The other key character, whose nickname is Glasses, works for a major drug dealer. His tendency toward decency is not so much a moral choice as an aversion to the violent methods his drug boss employs. But the novel’s strongest point is that there are different ways of being honorable, different paths to being good or bad, and life just isn’t as black and white for most people as the narrowest minds want it to be.

Ghost and Glasses both care about the people in their lives, which sets them apart from the novel’s more sociopathic characters. But none of the characters are truly evil — even the ones who do evil deeds live by a code that hints at moral principles — and that compassionate understanding of people whose lives have been shaped by unfortunate influences is one of the things I like about Safe.
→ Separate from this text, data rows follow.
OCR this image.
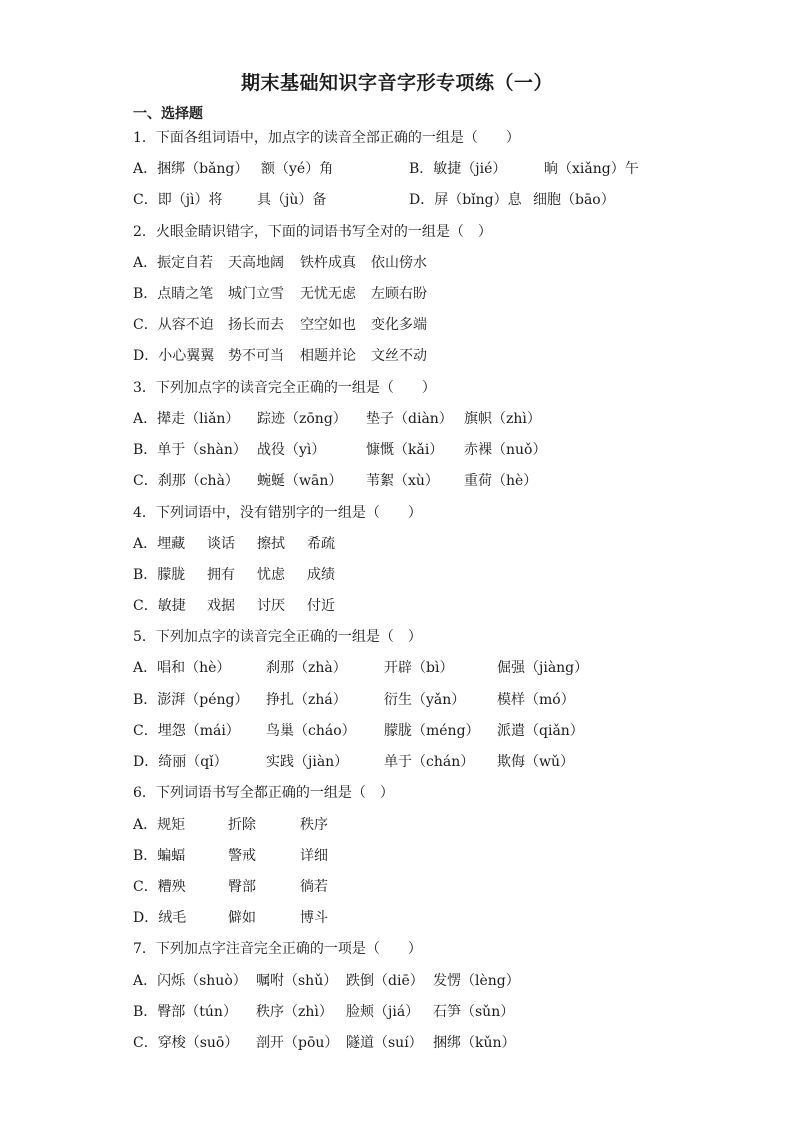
期末基础知识字音字形专项练（一）
一、选择题
1．下面各组词语中，加点字的读音全部正确的一组是（　　）
A．捆绑（bǎng） 额（yé）角	B．敏捷（jié）	晌（xiǎng）午
C．即（jì）将 具（jù）备	D．屏（bǐng）息 细胞（bāo）
2．火眼金睛识错字，下面的词语书写全对的一组是（　）
A．振定自若 天高地阔 铁杵成真 依山傍水
B．点睛之笔 城门立雪 无忧无虑 左顾右盼
C．从容不迫 扬长而去 空空如也 变化多端
D．小心翼翼 势不可当 相题并论 文丝不动
3．下列加点字的读音完全正确的一组是（　　）
A．撵走（liǎn） 踪迹（zōng） 垫子（diàn） 旗帜（zhì）
B．单于（shàn） 战役（yì）	慷慨（kǎi） 赤裸（nuǒ）
C．刹那（chà） 蜿蜒（wān） 苇絮（xù） 重荷（hè）
4．下列词语中，没有错别字的一组是（　　）
A．埋藏 谈话 擦拭 希疏
B．朦胧 拥有 忧虑 成绩
C．敏捷 戏据 讨厌 付近
5．下列加点字的读音完全正确的一组是（　）
A．唱和（hè）	刹那（zhà）	开辟（bì）	倔强（jiàng）
B．澎湃（péng） 挣扎（zhá）	衍生（yǎn） 模样（mó）
C．埋怨（mái） 鸟巢（cháo） 朦胧（méng） 派遣（qiǎn）
D．绮丽（qǐ）	实践（jiàn）	单于（chán） 欺侮（wǔ）
6．下列词语书写全都正确的一组是（　）
A．规矩	折除	秩序
B．蝙蝠	警戒	详细
C．糟殃	臀部	徜若
D．绒毛	僻如	博斗
7．下列加点字注音完全正确的一项是（　　）
A．闪烁（shuò） 嘱咐（shǔ） 跌倒（diē） 发愣（lèng）
B．臀部（tún） 秩序（zhì） 脸颊（jiá） 石笋（sǔn）
C．穿梭（suō） 剖开（pōu） 隧道（suí） 捆绑（kǔn）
Quite a bit of Safe (particularly when narrated by Glasses) is written in street prose, eloquent and creative in its own way. The plot is engaging but the depth of the characters sets Safe apart from most crime novels. Some aspects of the novel (including the disease that motivates Ghost to make the choices that drive the story) might be a little too convenient, but that didn’t stop me from appreciating the novel’s poignant moments. And the ending is such a gut punch that I would recommend the novel for the last few pages alone.